La eventual aplicación de esta medida, inevitablemente, tendría un efecto no solo sobre los consumidores, sino sobre el sector de la industria de alimentos y bebidas, pues su actividad estará condicionada por un gravamen que no existió anteriormente.

En esa parte de la balanza, desde la Cámara Costarricense de la Industria Alimentaria (CACIA) el plan no es bien visto, pues son de la opinión de que si de prevenir males y promover hábitos saludables se trata, existen medios más adecuados.

“La idea de poner impuestos a la comida, es una opción que consideramos equivocada (…) reducir la propuesta al simple encarecimiento vía impuestos de uno de los grupos alimentarios sea cual sea, en realidad lo que deja en evidencia es un gran desconocimiento sobre la temática”, dijo Mario Montero, Vicepresidente Ejecutivo de CACIA.

Frente a ese panorama, Montero asegura  que más bien proponen un abordaje integral y científico “de las variables que explican el problema” por medio de la educación y el incentivo de la información sobre estilos de vida saludable, de la mano con mayor actividad física.

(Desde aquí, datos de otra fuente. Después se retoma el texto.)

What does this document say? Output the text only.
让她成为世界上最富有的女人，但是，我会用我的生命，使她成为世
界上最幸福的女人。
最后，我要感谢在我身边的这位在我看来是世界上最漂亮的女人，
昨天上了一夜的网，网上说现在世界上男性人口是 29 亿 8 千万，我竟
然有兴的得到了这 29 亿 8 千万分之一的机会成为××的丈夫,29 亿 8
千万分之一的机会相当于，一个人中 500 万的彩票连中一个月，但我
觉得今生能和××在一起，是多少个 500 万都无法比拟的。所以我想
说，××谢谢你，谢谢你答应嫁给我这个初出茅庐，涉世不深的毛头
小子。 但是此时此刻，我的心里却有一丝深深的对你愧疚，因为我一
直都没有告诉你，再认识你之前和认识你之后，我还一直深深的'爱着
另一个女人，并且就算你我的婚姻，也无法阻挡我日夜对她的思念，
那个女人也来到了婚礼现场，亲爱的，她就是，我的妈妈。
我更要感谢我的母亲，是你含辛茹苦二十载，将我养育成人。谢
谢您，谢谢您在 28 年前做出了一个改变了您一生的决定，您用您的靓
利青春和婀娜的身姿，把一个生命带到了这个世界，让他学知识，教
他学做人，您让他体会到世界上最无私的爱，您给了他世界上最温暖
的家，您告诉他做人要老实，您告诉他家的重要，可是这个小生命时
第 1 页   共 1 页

“El comercio se verá afectado en tanto surja un entorno de desinformación sobre alimentos específicos, eso dañará la imagen de empresas y marcas (…) no obstante, el principal dañado será el consumidor, quien no tendrá ningún impacto de ninguna naturaleza sobre su estilo de vida”, concluyó Montero.

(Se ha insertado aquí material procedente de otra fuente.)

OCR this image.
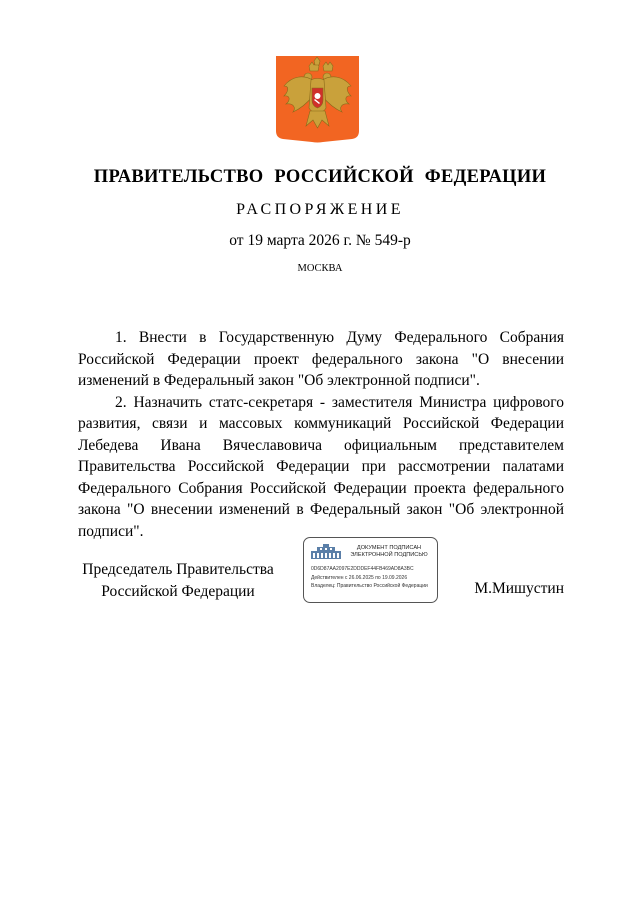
ПРАВИТЕЛЬСТВО РОССИЙСКОЙ ФЕДЕРАЦИИ
РАСПОРЯЖЕНИЕ
от 19 марта 2026 г. № 549-р
МОСКВА

1. Внести в Государственную Думу Федерального Собрания Российской Федерации проект федерального закона "О внесении изменений в Федеральный закон "Об электронной подписи".

2. Назначить статс-секретаря - заместителя Министра цифрового развития, связи и массовых коммуникаций Российской Федерации Лебедева Ивана Вячеславовича официальным представителем Правительства Российской Федерации при рассмотрении палатами Федерального Собрания Российской Федерации проекта федерального закона "О внесении изменений в Федеральный закон "Об электронной подписи".

Председатель Правительства
Российской Федерации	М.Мишустин
ДОКУМЕНТ ПОДПИСАН
ЭЛЕКТРОННОЙ ПОДПИСЬЮ
0D6D87AA2097E2DDDEF44FB469AD8A3BC
Действителен с 26.06.2025 по 19.09.2026
Владелец: Правительство Российской Федерации
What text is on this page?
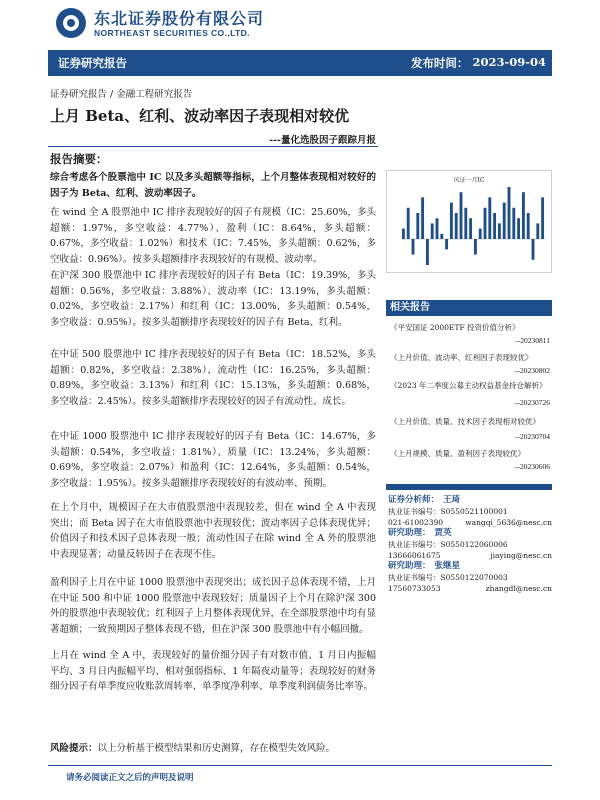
东北证券股份有限公司
NORTHEAST SECURITIES CO.,LTD.
证券研究报告	发布时间： 2023-09-04
证券研究报告 / 金融工程研究报告
上月 Beta、红利、波动率因子表现相对较优
---量化选股因子跟踪月报
报告摘要：
综合考虑各个股票池中 IC 以及多头超额等指标，上个月整体表现相对较好的因子为 Beta、红利、波动率因子。
在 wind 全 A 股票池中 IC 排序表现较好的因子有规模（IC：25.60%，多头超额：1.97%，多空收益：4.77%）、盈利（IC：8.64%，多头超额：0.67%，多空收益：1.02%）和技术（IC：7.45%，多头超额：0.62%，多空收益：0.96%）。按多头超额排序表现较好的有规模、波动率。
在沪深 300 股票池中 IC 排序表现较好的因子有 Beta（IC：19.39%，多头超额：0.56%，多空收益：3.88%）、波动率（IC：13.19%，多头超额：0.02%，多空收益：2.17%）和红利（IC：13.00%，多头超额：0.54%，多空收益：0.95%）。按多头超额排序表现较好的因子有 Beta、红利。
在中证 500 股票池中 IC 排序表现较好的因子有 Beta（IC：18.52%，多头超额：0.82%，多空收益：2.38%）、流动性（IC：16.25%，多头超额：0.89%，多空收益：3.13%）和红利（IC：15.13%，多头超额：0.68%，多空收益：2.45%）。按多头超额排序表现较好的因子有流动性、成长。
在中证 1000 股票池中 IC 排序表现较好的因子有 Beta（IC：14.67%，多头超额：0.54%，多空收益：1.81%）、质量（IC：13.24%，多头超额：0.69%，多空收益：2.07%）和盈利（IC：12.64%，多头超额：0.54%，多空收益：1.95%）。按多头超额排序表现较好的有波动率、预期。
在上个月中，规模因子在大市值股票池中表现较差，但在 wind 全 A 中表现突出；而 Beta 因子在大市值股票池中表现较优；波动率因子总体表现优异；价值因子和技术因子总体表现一般；流动性因子在除 wind 全 A 外的股票池中表现显著；动量反转因子在表现不佳。
盈利因子上月在中证 1000 股票池中表现突出；成长因子总体表现不错，上月在中证 500 和中证 1000 股票池中表现较好；质量因子上个月在除沪深 300 外的股票池中表现较优；红利因子上月整体表现优异，在全部股票池中均有显著超额；一致预期因子整体表现不错，但在沪深 300 股票池中有小幅回撤。
上月在 wind 全 A 中，表现较好的量价细分因子有对数市值、1 月日内振幅平均、3 月日内振幅平均、相对强弱指标、1 年隔夜动量等；表现较好的财务细分因子有单季度应收账款周转率、单季度净利率、单季度利润债务比率等。
风证一月IC
相关报告
《平安国证 2000ETF 投资价值分析》
--20230811
《上月价值、波动率、红利因子表现较优》
--20230802
《2023 年二季度公募主动权益基金持仓解析》
--20230726
《上月价值、质量、技术因子表现相对较优》
--20230704
《上月规模、质量、盈利因子表现较优》
--20230606
证券分析师： 王琦
执业证书编号：S0550521100001
021-61002390	wangqi_5636@nesc.cn
研究助理： 贾英
执业证书编号：S0550122060006
13666061675	jiaying@nesc.cn
研究助理： 张继星
执业证书编号：S0550122070003
17560733053	zhangdl@nesc.cn
风险提示：以上分析基于模型结果和历史测算，存在模型失效风险。
请务必阅读正文之后的声明及说明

La creación de un nuevo impuesto

Pese a la oposición habitual a la creación de nuevos impuestos, el economista Francisco Sancho, cree que es una opción casi inevitable la creación de nuevos gravámenes, debido a la situación del país, cuyo crecimiento se encuentra estancado y con un déficit fiscal preocupante.

Desde el punto de vista de la creación de un nuevo impuesto, Sancho considera que es viable técnicamente establecerlo, pues así se ha hecho en otros países, un ejemplo de ello es España, donde las bebidas energizantes han sido gravadas.

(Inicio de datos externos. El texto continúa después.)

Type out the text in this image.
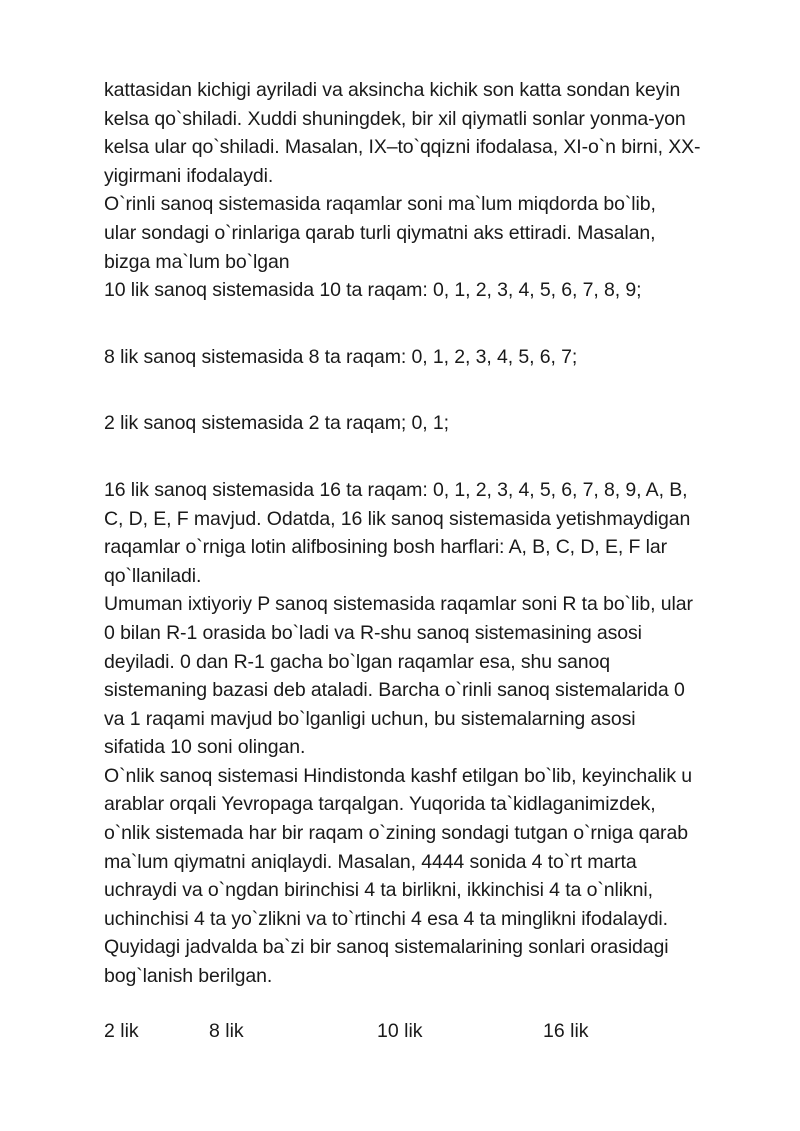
kattasidan kichigi ayriladi va aksincha kichik son katta sondan keyin
kelsa qo`shiladi. Xuddi shuningdek, bir xil qiymatli sonlar yonma-yon
kelsa ular qo`shiladi. Masalan, IX–to`qqizni ifodalasa, XI-o`n birni, XX-
yigirmani ifodalaydi.
O`rinli sanoq sistemasida raqamlar soni ma`lum miqdorda bo`lib,
ular sondagi o`rinlariga qarab turli qiymatni aks ettiradi. Masalan,
bizga ma`lum bo`lgan
10 lik sanoq sistemasida 10 ta raqam: 0, 1, 2, 3, 4, 5, 6, 7, 8, 9;
8 lik sanoq sistemasida 8 ta raqam: 0, 1, 2, 3, 4, 5, 6, 7;
2 lik sanoq sistemasida 2 ta raqam; 0, 1;
16 lik sanoq sistemasida 16 ta raqam: 0, 1, 2, 3, 4, 5, 6, 7, 8, 9, A, B,
C, D, E, F mavjud. Odatda, 16 lik sanoq sistemasida yetishmaydigan
raqamlar o`rniga lotin alifbosining bosh harflari: A, B, C, D, E, F lar
qo`llaniladi.
Umuman ixtiyoriy P sanoq sistemasida raqamlar soni R ta bo`lib, ular
0 bilan R-1 orasida bo`ladi va R-shu sanoq sistemasining asosi
deyiladi. 0 dan R-1 gacha bo`lgan raqamlar esa, shu sanoq
sistemaning bazasi deb ataladi. Barcha o`rinli sanoq sistemalarida 0
va 1 raqami mavjud bo`lganligi uchun, bu sistemalarning asosi
sifatida 10 soni olingan.
O`nlik sanoq sistemasi Hindistonda kashf etilgan bo`lib, keyinchalik u
arablar orqali Yevropaga tarqalgan. Yuqorida ta`kidlaganimizdek,
o`nlik sistemada har bir raqam o`zining sondagi tutgan o`rniga qarab
ma`lum qiymatni aniqlaydi. Masalan, 4444 sonida 4 to`rt marta
uchraydi va o`ngdan birinchisi 4 ta birlikni, ikkinchisi 4 ta o`nlikni,
uchinchisi 4 ta yo`zlikni va to`rtinchi 4 esa 4 ta minglikni ifodalaydi.
Quyidagi jadvalda ba`zi bir sanoq sistemalarining sonlari orasidagi
bog`lanish berilgan.
2 lik	8 lik	10 lik	16 lik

“Así como hacemos una diferenciación de la canasta básica, de decidir si un producto se exonera o no, se podría decir que ciertos alimentos paguen un 17, 18 o hasta 20% de impuesto de ventas. Así se inhibe a la población de que lo consuma”, explicó.

El experto destaca el ejemplo del uso del cinturón de seguridad, en el que se podría entender que el Estado dicta su obligatoriedad debido al alto costo de atender las personas que resultan lesionadas por no usarlo. “Podrían decir que es muy caro atender a gente obesa o con diabetes”.

Eso sí, asegura que el punto de cuidado deberá estar en el criterio para decidir a qué producto se le establecen impuestos.